Data Visualization: Spring 2024 - New York Housing Analysis

Introduction

This is a dataset of houses in New York. The dataset contains the following columns:

PRICE: The PRICE of the house
BEDS: The number of bedrooms
BATH: The number of bathrooms
PROPERTYSQFT: The square footage of the house
TYPE: The type of the house
BROKERTITLE: The title of the broker
LOCALITY: The LOCALITY of the house
SUBLOCALITY: The subLOCALITY of the house
LATITUDE: The latitude of the house
LONGITUDE: The longitude of the house
STATE: The state in which the house is located
MAIN_ADDRESS: The address of the house
STREET_NAME: The street name of the house

The data is stored in a CSV file and contains 4801 rows and 17 columns. The dataset was obtained from Kaggle.

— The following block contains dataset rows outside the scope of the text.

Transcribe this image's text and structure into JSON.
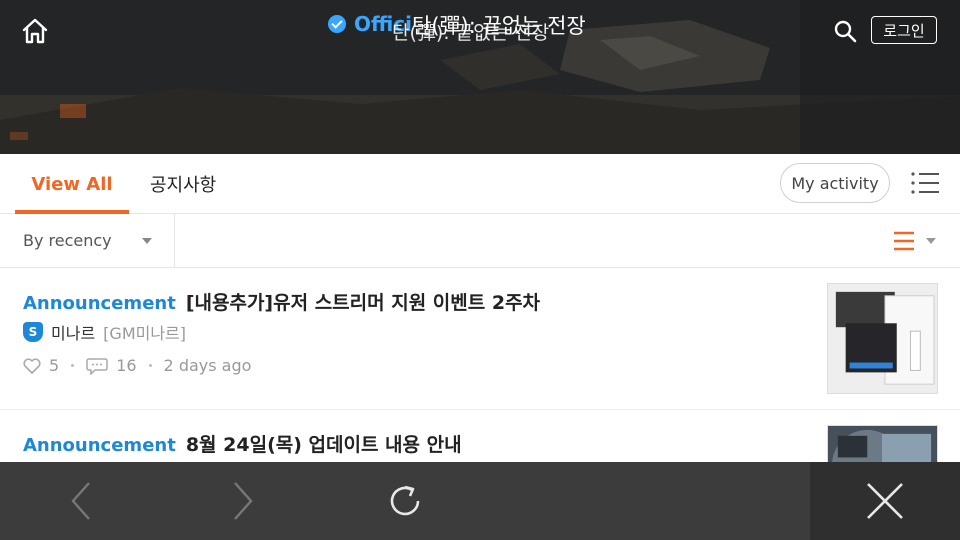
{
  "header": {
    "official_label": "Offici",
    "title_overlay_a": "탄(彈): 끝없는 전장",
    "title_overlay_b": "탄(彈): 끝없는 전장",
    "login_label": "로그인"
  },
  "tabs": [
    {
      "label": "View All",
      "active": true
    },
    {
      "label": "공지사항",
      "active": false
    }
  ],
  "activity_button": "My activity",
  "sort": {
    "selected": "By recency"
  },
  "posts": [
    {
      "category": "Announcement",
      "title": "[내용추가]유저 스트리머 지원 이벤트 2주차",
      "author_badge": "S",
      "author": "미나르",
      "author_tag": "[GM미나르]",
      "likes": "5",
      "comments": "16",
      "time": "2 days ago"
    },
    {
      "category": "Announcement",
      "title": "8월 24일(목) 업데이트 내용 안내"
    }
  ],
  "colors": {
    "accent": "#f26522",
    "link": "#1e88d8",
    "browser_bar": "#3c3c3c"
  },
  "icons": [
    "home-icon",
    "check-icon",
    "search-icon",
    "list-menu-icon",
    "list-view-icon",
    "heart-icon",
    "comment-icon",
    "back-arrow-icon",
    "forward-arrow-icon",
    "reload-icon",
    "close-icon"
  ]
}
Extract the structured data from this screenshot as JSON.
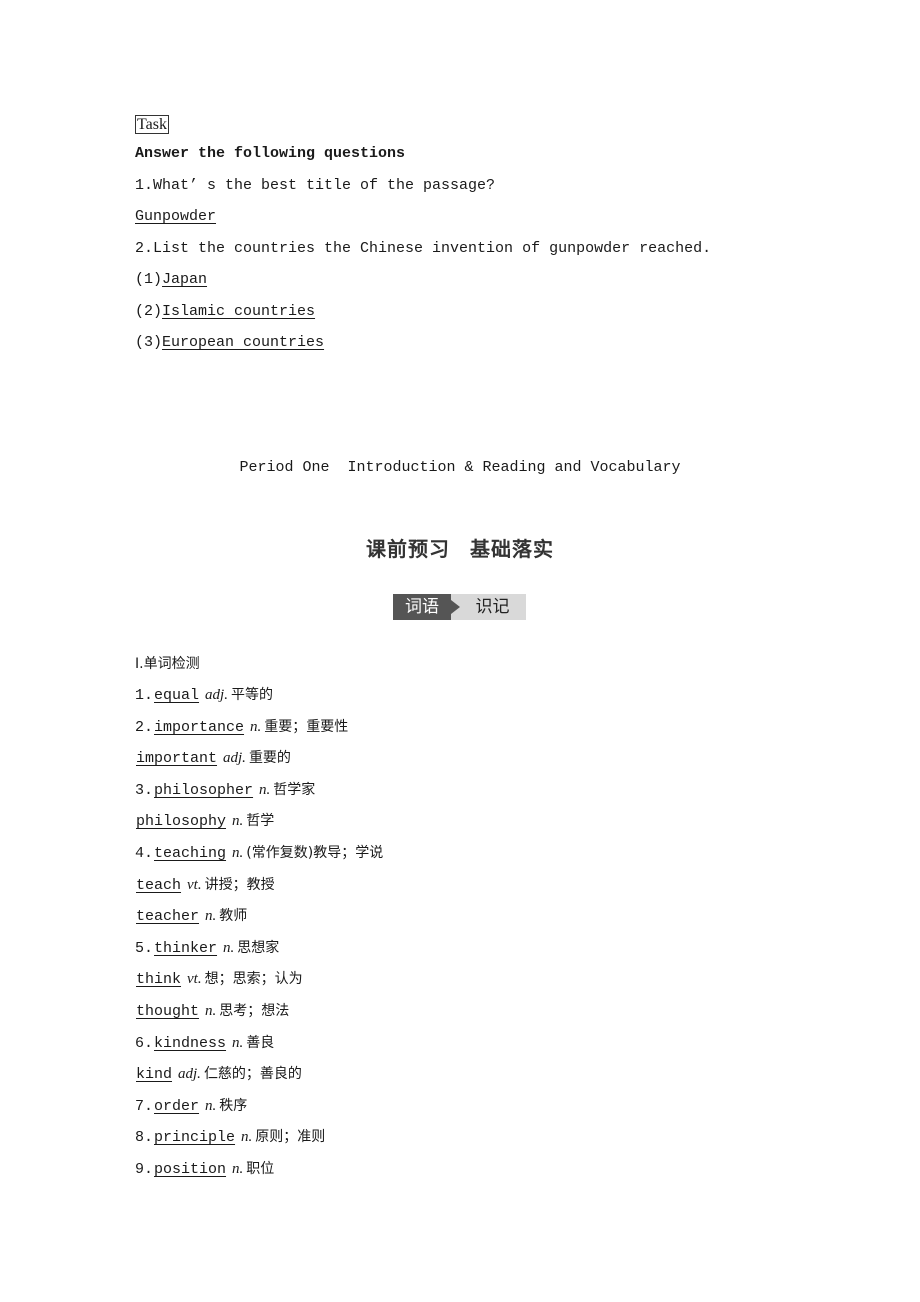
{
  "task": {
    "label": "Task",
    "heading": "Answer the following questions",
    "q1": {
      "text": "1.What’ s the best title of the passage?",
      "answer": "Gunpowder"
    },
    "q2": {
      "text": "2.List the countries the Chinese invention of gunpowder reached.",
      "answers": [
        {
          "num": "(1)",
          "value": "Japan"
        },
        {
          "num": "(2)",
          "value": "Islamic countries"
        },
        {
          "num": "(3)",
          "value": "European countries"
        }
      ]
    }
  },
  "period_title": "Period One  Introduction & Reading and Vocabulary",
  "section_title": {
    "left": "课前预习",
    "right": "基础落实"
  },
  "badge": {
    "left": "词语",
    "right": "识记"
  },
  "vocab": {
    "heading": "Ⅰ.单词检测",
    "items": [
      {
        "num": "1.",
        "word": "equal",
        "pos": "adj.",
        "meaning": "平等的"
      },
      {
        "num": "2.",
        "word": "importance",
        "pos": "n.",
        "meaning": "重要；重要性"
      },
      {
        "num": "",
        "word": "important",
        "pos": "adj.",
        "meaning": "重要的"
      },
      {
        "num": "3.",
        "word": "philosopher",
        "pos": "n.",
        "meaning": "哲学家"
      },
      {
        "num": "",
        "word": "philosophy",
        "pos": "n.",
        "meaning": "哲学"
      },
      {
        "num": "4.",
        "word": "teaching",
        "pos": "n.",
        "meaning": "(常作复数)教导；学说"
      },
      {
        "num": "",
        "word": "teach",
        "pos": "vt.",
        "meaning": "讲授；教授"
      },
      {
        "num": "",
        "word": "teacher",
        "pos": "n.",
        "meaning": "教师"
      },
      {
        "num": "5.",
        "word": "thinker",
        "pos": "n.",
        "meaning": "思想家"
      },
      {
        "num": "",
        "word": "think",
        "pos": "vt.",
        "meaning": "想；思索；认为"
      },
      {
        "num": "",
        "word": "thought",
        "pos": "n.",
        "meaning": "思考；想法"
      },
      {
        "num": "6.",
        "word": "kindness",
        "pos": "n.",
        "meaning": "善良"
      },
      {
        "num": "",
        "word": "kind",
        "pos": "adj.",
        "meaning": "仁慈的；善良的"
      },
      {
        "num": "7.",
        "word": "order",
        "pos": "n.",
        "meaning": "秩序"
      },
      {
        "num": "8.",
        "word": "principle",
        "pos": "n.",
        "meaning": "原则；准则"
      },
      {
        "num": "9.",
        "word": "position",
        "pos": "n.",
        "meaning": "职位"
      }
    ]
  }
}
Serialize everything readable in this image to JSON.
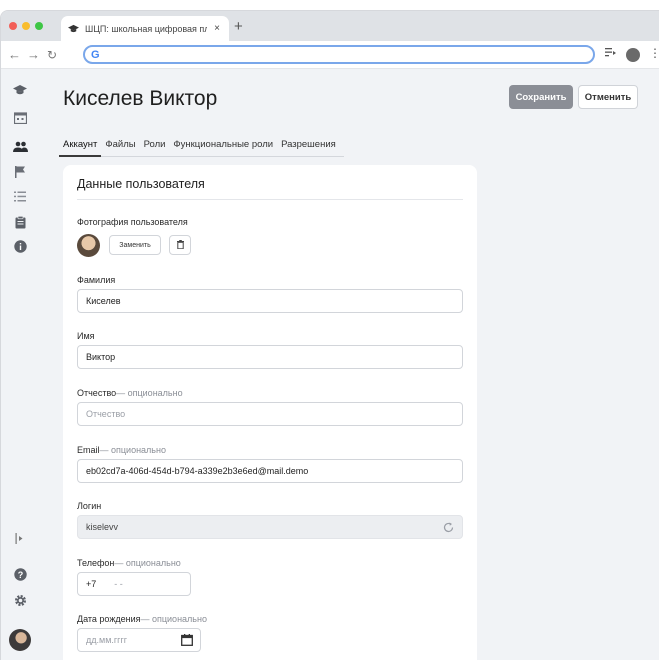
{
  "browser": {
    "tab_title": "ШЦП: школьная цифровая пл",
    "tab_close": "×",
    "new_tab": "+",
    "address_icon": "G"
  },
  "page": {
    "title": "Киселев Виктор",
    "save_label": "Сохранить",
    "cancel_label": "Отменить"
  },
  "tabs": [
    {
      "label": "Аккаунт",
      "active": true
    },
    {
      "label": "Файлы",
      "active": false
    },
    {
      "label": "Роли",
      "active": false
    },
    {
      "label": "Функциональные роли",
      "active": false
    },
    {
      "label": "Разрешения",
      "active": false
    }
  ],
  "card": {
    "title": "Данные пользователя",
    "photo_label": "Фотография пользователя",
    "replace_label": "Заменить",
    "optional_suffix": "— опционально",
    "fields": {
      "last_name": {
        "label": "Фамилия",
        "value": "Киселев"
      },
      "first_name": {
        "label": "Имя",
        "value": "Виктор"
      },
      "middle_name": {
        "label": "Отчество",
        "placeholder": "Отчество"
      },
      "email": {
        "label": "Email",
        "value": "eb02cd7a-406d-454d-b794-a339e2b3e6ed@mail.demo"
      },
      "login": {
        "label": "Логин",
        "value": "kiselevv"
      },
      "phone": {
        "label": "Телефон",
        "prefix": "+7",
        "mask": "- -"
      },
      "birthdate": {
        "label": "Дата рождения",
        "placeholder": "дд.мм.гггг"
      }
    }
  },
  "colors": {
    "save_button": "#8b8e96",
    "page_background": "#f1f3f6"
  }
}
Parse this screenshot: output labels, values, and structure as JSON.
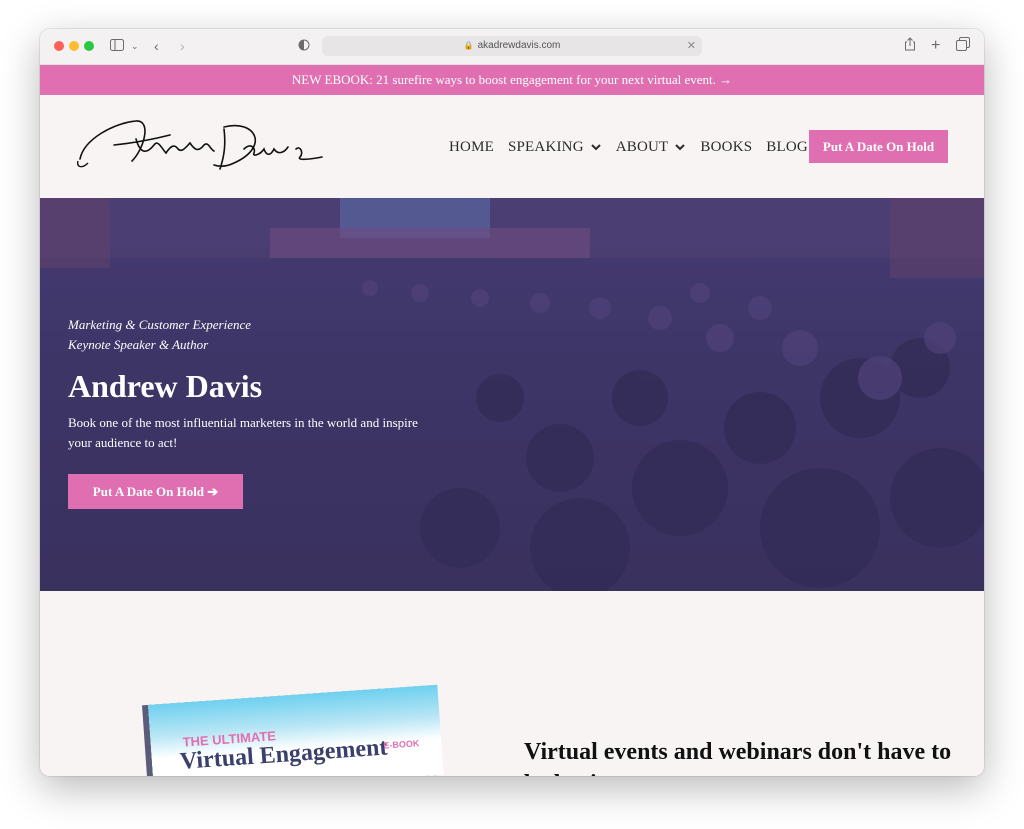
{
  "browser": {
    "url": "akadrewdavis.com"
  },
  "announcement": {
    "text": "NEW EBOOK: 21 surefire ways to boost engagement for your next virtual event. →"
  },
  "header": {
    "logo_text": "Andrew Davis",
    "nav": [
      {
        "label": "HOME",
        "has_dropdown": false
      },
      {
        "label": "SPEAKING",
        "has_dropdown": true
      },
      {
        "label": "ABOUT",
        "has_dropdown": true
      },
      {
        "label": "BOOKS",
        "has_dropdown": false
      },
      {
        "label": "BLOG",
        "has_dropdown": false
      }
    ],
    "cta_label": "Put A Date On Hold"
  },
  "hero": {
    "subtitle_line1": "Marketing & Customer Experience",
    "subtitle_line2": "Keynote Speaker & Author",
    "title": "Andrew Davis",
    "description": "Book one of the most influential marketers in the world and inspire your audience to act!",
    "cta_label": "Put A Date On Hold ➔"
  },
  "lower": {
    "ebook_pre": "THE ULTIMATE",
    "ebook_title": "Virtual Engagement",
    "ebook_tag": "E-BOOK",
    "heading": "Virtual events and webinars don't have to be boring."
  },
  "colors": {
    "accent": "#e06fb1",
    "hero_overlay": "#3f3768",
    "background": "#f8f4f4"
  }
}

I am most interested in the following columns:

PRICE: The PRICE of the house
PROPERTYSQFT: The square footage of the house
LOCALITY: The LOCALITY of the house
SUBLOCALITY: The subLOCALITY of the house
LATITUDE: The latitude of the house
LONGITUDE: The longitude of the house

I will use these columns to visualize the distribution of the price of the houses in New York and to identify any patterns or trends in the data. I also plan to look the geographical distribution of the houses in New York with respect to the price of the houses in the different localities or boroughs.

Primary Visualization

Price vs Property Square Footage

library(ggExtra)

Warning: package 'ggExtra' was built under R version 4.2.3

p <- ggplot(data=NY_house_df, aes(x=PROPERTYSQFT, y=PRICE)) + 
  geom_point(alpha = 0.4, color = "#a45b9c") +
  theme_bw() +
  scale_y_log10() + 
  scale_x_log10() + 
  labs(x = "Property Square Footage", 
       y = "Price of House (Log Scale)", 
       title = "Price vs Property Square Footage") +
  geom_smooth(method = "lm", 
              se = FALSE, 
              color = "red")

# Add marginal histograms
ggMarginal(p, type = 'histogram', 
           col = 'black', size = 2, 
           fill = 'lightblue')

`geom_smooth()` using formula = 'y ~ x'
`geom_smooth()` using formula = 'y ~ x'
`geom_smooth()` using formula = 'y ~ x'

Interpretation

The scatter plot above shows the relationship between the price of the houses and the square footage of the houses. The x-axis represents the square footage of the houses, while the y-axis represents the price of the houses on a logarithmic scale. There seems to be a positive correlation between property square footage and PRICE, which is expected—larger properties tend to be more expensive. The price is plotted on a logarithmic scale because of a wide range of prices. This scale helps to visualize the relationship more clearly for properties that vary in orders of magnitude in price. The histogram on the top shows the distribution of the square footage of the houses, while the histogram on the right shows the distribution of the price of the houses.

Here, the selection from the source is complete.